Many great movies have been based on real events. Some of those events are so shocking that first-time watchers can be amazed to learn that such incredible events and unbelievable people were actual.
Many have come and gone, leaving inspirational stories behind as their legacies.
One movie that shined a bright light on a sad story was 1985’s Mask.
The movie, directed by Peter Bogdonavich, was a bio-drama that embellished but faithfully told the later years of the short-lived life of real-life Roy Lee “Rocky” Dennis, a boy with craniodiaphyseal dysplasia.
It starred Eric Stoltz in heavy prosthetic make-up to simulated the very medically real condition, pop-singer Cher and Sam Elliot in the leading roles.
The film highlighted a significant person, one who had a brief life, died at 16 of natural causes, and helped open a greater understanding of his condition and many others to the world.
10 /10 The Boy Named Rocky
“Rocky” Dennis was born in 1961 in Glendora, California. Florence “Rusty” Dennis was then married to Roy Dennis, her second husband.

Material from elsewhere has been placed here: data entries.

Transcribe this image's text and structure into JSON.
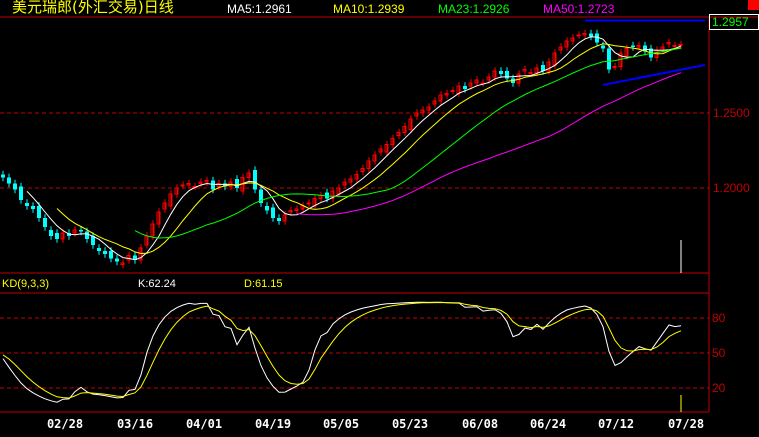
{
  "header": {
    "title": "美元瑞郎(外汇交易)日线",
    "ma5": "MA5:1.2961",
    "ma10": "MA10:1.2939",
    "ma23": "MA23:1.2926",
    "ma50": "MA50:1.2723"
  },
  "kd_panel": {
    "title": "KD(9,3,3)",
    "k": "K:62.24",
    "d": "D:61.15"
  },
  "colors": {
    "up": "#ff0000",
    "down": "#00ffff",
    "ma5": "#ffffff",
    "ma10": "#ffff00",
    "ma23": "#00ff00",
    "ma50": "#ff00ff",
    "grid": "#c00000",
    "trendline": "#0000ff"
  },
  "chart_data": [
    {
      "type": "candlestick",
      "title": "美元瑞郎(外汇交易)日线",
      "last_price": "1.2957",
      "y_ticks": [
        "1.2500",
        "1.2000"
      ],
      "ylim": [
        1.143,
        1.312
      ],
      "x_ticks": [
        "02/28",
        "03/16",
        "04/01",
        "04/19",
        "05/05",
        "05/23",
        "06/08",
        "06/24",
        "07/12",
        "07/28"
      ],
      "close": [
        1.207,
        1.203,
        1.199,
        1.192,
        1.188,
        1.186,
        1.18,
        1.174,
        1.168,
        1.166,
        1.17,
        1.168,
        1.172,
        1.171,
        1.166,
        1.162,
        1.158,
        1.156,
        1.153,
        1.151,
        1.15,
        1.155,
        1.152,
        1.16,
        1.168,
        1.176,
        1.184,
        1.19,
        1.196,
        1.2,
        1.202,
        1.203,
        1.201,
        1.204,
        1.205,
        1.199,
        1.203,
        1.201,
        1.204,
        1.2,
        1.207,
        1.21,
        1.199,
        1.19,
        1.185,
        1.18,
        1.178,
        1.182,
        1.185,
        1.186,
        1.188,
        1.19,
        1.193,
        1.195,
        1.193,
        1.198,
        1.2,
        1.204,
        1.206,
        1.209,
        1.213,
        1.218,
        1.222,
        1.226,
        1.229,
        1.233,
        1.237,
        1.241,
        1.246,
        1.25,
        1.252,
        1.254,
        1.258,
        1.262,
        1.263,
        1.265,
        1.268,
        1.266,
        1.27,
        1.272,
        1.27,
        1.274,
        1.278,
        1.276,
        1.273,
        1.27,
        1.276,
        1.279,
        1.277,
        1.28,
        1.278,
        1.284,
        1.29,
        1.294,
        1.298,
        1.3,
        1.302,
        1.303,
        1.301,
        1.297,
        1.293,
        1.279,
        1.281,
        1.29,
        1.293,
        1.294,
        1.295,
        1.291,
        1.287,
        1.292,
        1.294,
        1.297,
        1.295,
        1.2957
      ],
      "moving_averages": [
        5,
        10,
        23,
        50
      ],
      "trendlines": [
        {
          "from_index": 97,
          "to_index": 117,
          "from_price": 1.3117,
          "to_price": 1.3117
        },
        {
          "from_index": 100,
          "to_index": 117,
          "from_price": 1.2687,
          "to_price": 1.282
        }
      ]
    },
    {
      "type": "line",
      "title": "KD(9,3,3)",
      "series": [
        "K",
        "D"
      ],
      "y_ticks": [
        "80",
        "50",
        "20"
      ],
      "ylim": [
        0,
        100
      ]
    }
  ]
}
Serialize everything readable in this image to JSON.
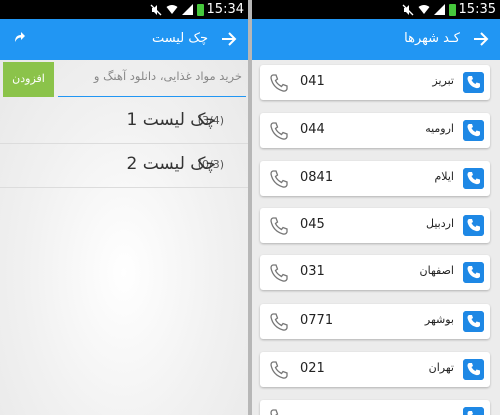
{
  "left_screen": {
    "status": {
      "time": "15:34"
    },
    "appbar": {
      "title": "چک لیست",
      "back_icon": "arrow-right-icon",
      "share_icon": "share-icon"
    },
    "add_button": {
      "label": "افزودن"
    },
    "input": {
      "value": "خرید مواد غذایی، دانلود آهنگ و"
    },
    "lists": [
      {
        "name": "چک لیست 1",
        "count": "(3/4)"
      },
      {
        "name": "چک لیست 2",
        "count": "(0/3)"
      }
    ]
  },
  "right_screen": {
    "status": {
      "time": "15:35"
    },
    "appbar": {
      "title": "کـد شهرها",
      "back_icon": "arrow-right-icon"
    },
    "cities": [
      {
        "city": "تبریز",
        "code": "041"
      },
      {
        "city": "ارومیه",
        "code": "044"
      },
      {
        "city": "ایلام",
        "code": "0841"
      },
      {
        "city": "اردبیل",
        "code": "045"
      },
      {
        "city": "اصفهان",
        "code": "031"
      },
      {
        "city": "بوشهر",
        "code": "0771"
      },
      {
        "city": "تهران",
        "code": "021"
      },
      {
        "city": "",
        "code": ""
      }
    ]
  },
  "colors": {
    "appbar": "#2196f3",
    "add_button": "#8bc34a",
    "badge": "#1e88e5"
  }
}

Rocky’s birth was relatively normal, as was his infancy.
It wasn’t until he was two years old that his symptoms started to develop, and he was diagnosed with his rare disease.

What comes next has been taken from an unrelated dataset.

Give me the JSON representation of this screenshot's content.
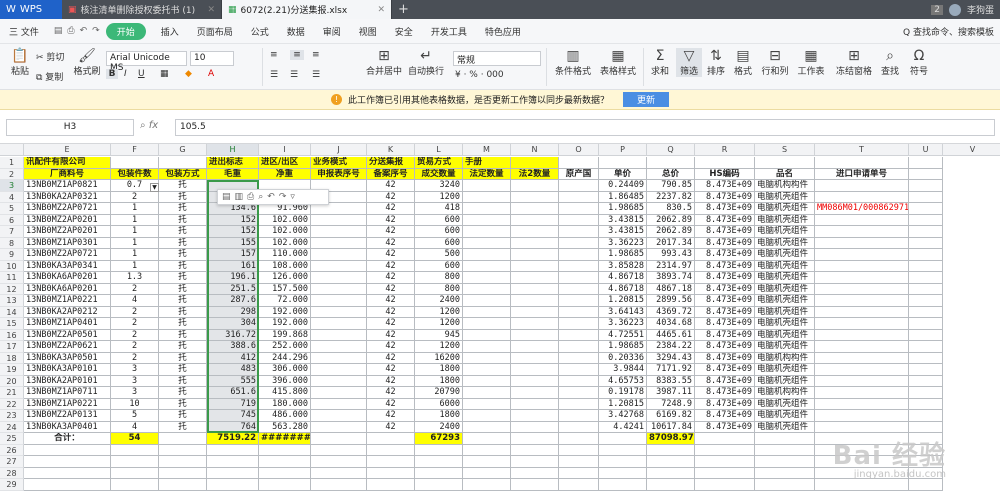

Doctors told Rusty that her son would likely die from the pressure on his brain by the time he was 7, but he lived to be 16, double their early expectations.
9 /10 Lionitis
The disease caused massive overgrowth of his head to the point where his skull was near twice the average person’s size, but not proportionate. His eyes and mouth and nose didn’t grow out to match it.
Instead, his forehead and the sides of his face expanded upward and outward, his eyes were tiny by comparison, and his nose was flat. His regular appearance was like a mask or a Lion with a mane, hence the name.